Fazzoletti: due di seta, tre di bonbacetta, uno di mussolina

Due giubboni di dobletto entrambi nuovi

Calzette due paia di lana rosse per l'inverno ed altro paia per l'estate.

Tre fili di granati ed altri tre fili di coralli rossi.

Una crocetta d'oro, un paia anelette d'oro, una guggia d'argento per la testa ( ago che serviva a tenere fissi i capelli raccolti a crocchia, in dialetto ciurén), tre paia di scarpe, una fascia di cambrale ed altra di bombace fatte a cordonetto, un supro capo co’ suoi pizzi, un osletto (colletto) pure co’ suoi pizzi, un copertone di calanca imbottito e pieno di cottone, una cassa di legno di noce nuovo con sua serratura e chiave, cinque fodrette e tre piumazzi (cuscini), due tovaglie di lino e canepa. 

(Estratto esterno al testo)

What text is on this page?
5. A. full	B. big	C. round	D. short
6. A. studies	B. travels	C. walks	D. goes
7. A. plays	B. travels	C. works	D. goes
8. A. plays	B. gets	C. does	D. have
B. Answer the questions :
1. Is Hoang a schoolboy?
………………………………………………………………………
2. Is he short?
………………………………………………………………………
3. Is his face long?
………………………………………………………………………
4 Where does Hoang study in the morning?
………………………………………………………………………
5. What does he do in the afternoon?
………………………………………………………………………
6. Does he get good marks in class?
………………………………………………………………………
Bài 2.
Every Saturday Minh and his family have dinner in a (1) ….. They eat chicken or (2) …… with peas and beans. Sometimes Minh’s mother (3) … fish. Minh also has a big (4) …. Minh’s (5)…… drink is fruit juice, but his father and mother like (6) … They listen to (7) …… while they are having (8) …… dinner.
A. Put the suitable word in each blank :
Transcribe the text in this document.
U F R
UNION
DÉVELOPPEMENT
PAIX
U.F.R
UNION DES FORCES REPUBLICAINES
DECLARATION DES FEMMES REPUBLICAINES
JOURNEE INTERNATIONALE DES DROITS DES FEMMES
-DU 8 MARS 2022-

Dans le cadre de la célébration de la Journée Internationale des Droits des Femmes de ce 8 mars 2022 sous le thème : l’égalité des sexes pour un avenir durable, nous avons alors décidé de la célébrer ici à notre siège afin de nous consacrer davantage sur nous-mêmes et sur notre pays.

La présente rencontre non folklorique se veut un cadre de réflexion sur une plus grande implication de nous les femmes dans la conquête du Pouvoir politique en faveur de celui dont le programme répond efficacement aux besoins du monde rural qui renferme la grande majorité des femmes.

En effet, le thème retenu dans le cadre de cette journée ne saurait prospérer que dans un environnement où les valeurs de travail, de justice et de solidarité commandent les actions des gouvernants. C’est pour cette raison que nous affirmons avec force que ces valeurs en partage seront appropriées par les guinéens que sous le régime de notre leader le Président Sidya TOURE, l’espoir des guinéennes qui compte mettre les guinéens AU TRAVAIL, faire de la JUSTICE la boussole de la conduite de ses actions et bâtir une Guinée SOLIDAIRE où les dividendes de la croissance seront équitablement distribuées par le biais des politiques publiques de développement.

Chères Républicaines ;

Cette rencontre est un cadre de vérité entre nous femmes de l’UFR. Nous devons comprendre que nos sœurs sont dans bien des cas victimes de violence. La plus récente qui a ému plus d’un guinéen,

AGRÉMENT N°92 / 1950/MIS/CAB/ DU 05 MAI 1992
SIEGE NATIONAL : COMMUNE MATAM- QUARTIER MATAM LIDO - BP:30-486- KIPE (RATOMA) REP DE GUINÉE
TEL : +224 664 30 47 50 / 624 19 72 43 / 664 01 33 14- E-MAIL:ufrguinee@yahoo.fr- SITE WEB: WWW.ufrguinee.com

            Per la dote e l’agreo Fedele Maria Vaccari dichiara di essere contento e pienamente soddisfatto, ne dà quietanza a suo suocero Sig. Giovanni Squadrelli  con promessa di mai più addimandarli per causa di detta dote ed agreo più cosa veruna, promettendo di tenere, conservare, custodire detti dote ed agreo e di rendere e restituire ogni cosa alla predetta di lui moglie in caso di restituzione di dote a norma de Statuti e scritte consuetudini di questa Patria.

L’atto si  chiude con le firme di Giovanni Squadrelli, di Don Giuseppe Vaccari,  di Fedele Maria Vaccari  e del notaio Giulio Domenico Calvi. Caterina Squadrelli ed i due testimoni appongono invece un segno di  croce perché illetterati.

Il documento, assieme a numerosi altri stilati dal notaio Calvi, è conservato presso l’Archivio di  Stato di  Alessandria.